In 10/09 I was hired as a graduate nurse at a fairly large hospital. I was hired into the float pool, which made things even harder since I had to know different procedures for different units, etc. My preceptor operated on mostly negative reinforcement which made my orientation a nightmare. In any event, I made it through on 2/10 and have since been succefully taking care of patient assignments. My supervisor and co-workers seem happy with my work and everything seemed fine. I was always stone-cold sober, on top of my game, and ready for work. I should also mention my PCP prescribed some Xanax and Ambien for me to compare to see what worked best for my chronic insomnia. I chose Ambien and always awoke rested and refreshed for work.
Unfounately, around 3/15 I started acting loopy: driving in for work in the morning when I work the night shift, acting strange during reports, etc. I couldn't understand what was wrong. My night supervisor thought I was on drugs and sent me to the ER for evaluation and a blood draw. As it turns out, I had been hit by a virus (probably at work) that had decimated my kidneys and put me into acute renal failure (ARF). My BUN and creatinine levels were eight times the normal level and there was also damage to the left ventricle of my heart. I was placed in the progressive care unit (PCU), a unit for people who are more critical than those on a med-surgical floor.
For four days, the docs didn't know if the damage was permanent (making me a permanent dialysis pt), though the cardiologist said there was a good chance that my heart would get at least 80% of its function back with beta-blocker therapy.
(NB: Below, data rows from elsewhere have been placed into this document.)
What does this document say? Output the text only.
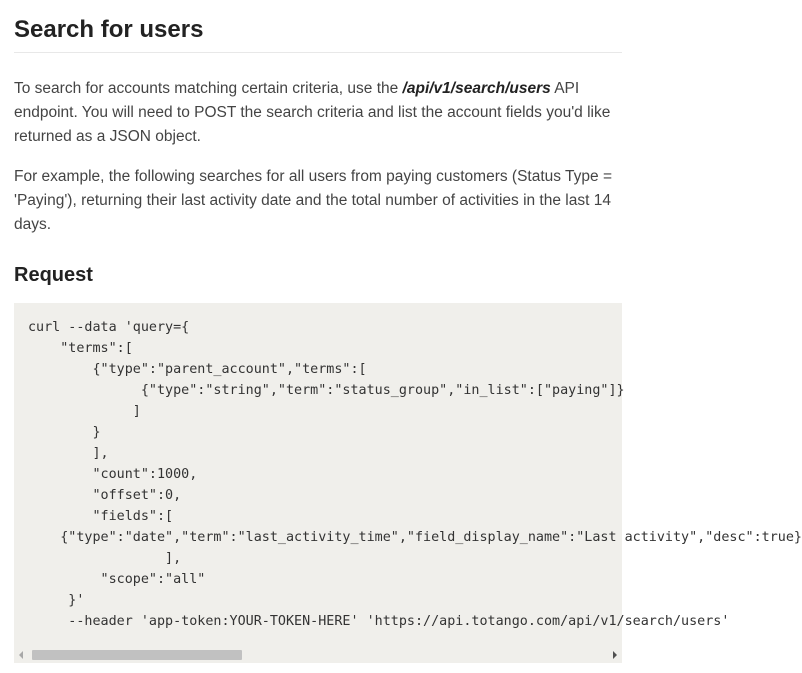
Search for users

To search for accounts matching certain criteria, use the /api/v1/search/users API endpoint. You will need to POST the search criteria and list the account fields you'd like returned as a JSON object.

For example, the following searches for all users from paying customers (Status Type = 'Paying'), returning their last activity date and the total number of activities in the last 14 days.

Request
curl --data 'query={
"terms":[
{"type":"parent_account","terms":[
{"type":"string","term":"status_group","in_list":["paying"]}
]
}
],
"count":1000,
"offset":0,
"fields":[
{"type":"date","term":"last_activity_time","field_display_name":"Last activity","desc":true}
],
"scope":"all"
}'
--header 'app-token:YOUR-TOKEN-HERE' 'https://api.totango.com/api/v1/search/users'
A kidney biopsy two days later revealed Acute Tubular Necrosis (ATN), a reversible condition in which the body repairs itself and the tubules regenerate. As you can imagine, I was quite relieved.
After all this, the docs wanted to send me down to mental health for three days. I was incensed and couldn't understand why they would be sending down there when I just wanted to go home and recuperate. Turns out that immediately upon getting down there, the head psychiatrist converted my involuntary status to voluntary status and explained he wanted me there so he could officially put into the record that my loopy behavior was the result of my medical condition. In other words, he wanted to ensure the safety of my career.
Now to the chase. Two days later I had a follow-up visit with a mental health social worker. She wanted to know my drug-taking history--and instead of being smart and lying through my teeth--I was a dummy and told her about all the stuff I did when I was young and reckless 25 years ago. I also told her about my cocaine addiction, which I successfully quit cold-turkey two years ago (Jan 2008) and haven't touched since. My current drug usage is about four beers a week, maybe two during dinner on my days off.
A day later she called saying she wanted to put me in an impaired nurse program . What?! I'm clean, sober, and no longer use drugs. She mentioned benzos showing up on the toxicology screen (for which I had a prescription) and also said that marijuana showed up as well (a bald-faced lie since I haven't used pot in almost six years). I immediately drafted a notarized letter dictating that she no longer could share information with other health care workers. I also called my union rep who labeled this individual a "crackpot," who appears to be railroading people like me into such programs because--let's face it--addiction recovery is a big business racket.
In any event, I have a another followup with my PCP on 4/19, and he has these recommendations on his desk. It's his decision whether I be placed--clean and sober--into an impaired nurse program. Of course, my license will be affected adversely, getting jobs will be next to impossible, and I'll be sitting in groups with people who don't realize they can quit their addiction by just stopping putting **** up their noses, in their veins, or down their throats.
I'm not in recovery. I'm recovered. I'm sober. I am not an impaired nurse and I refuse to enter such a program. My doctor is a reasonable guy, I don't think he wants to wreck my career. I'm a good nurse (for a beginner), but I will quit the profession if they do this.
Sorry about the rant, but I needed to get this off my chest and maybe some opinions.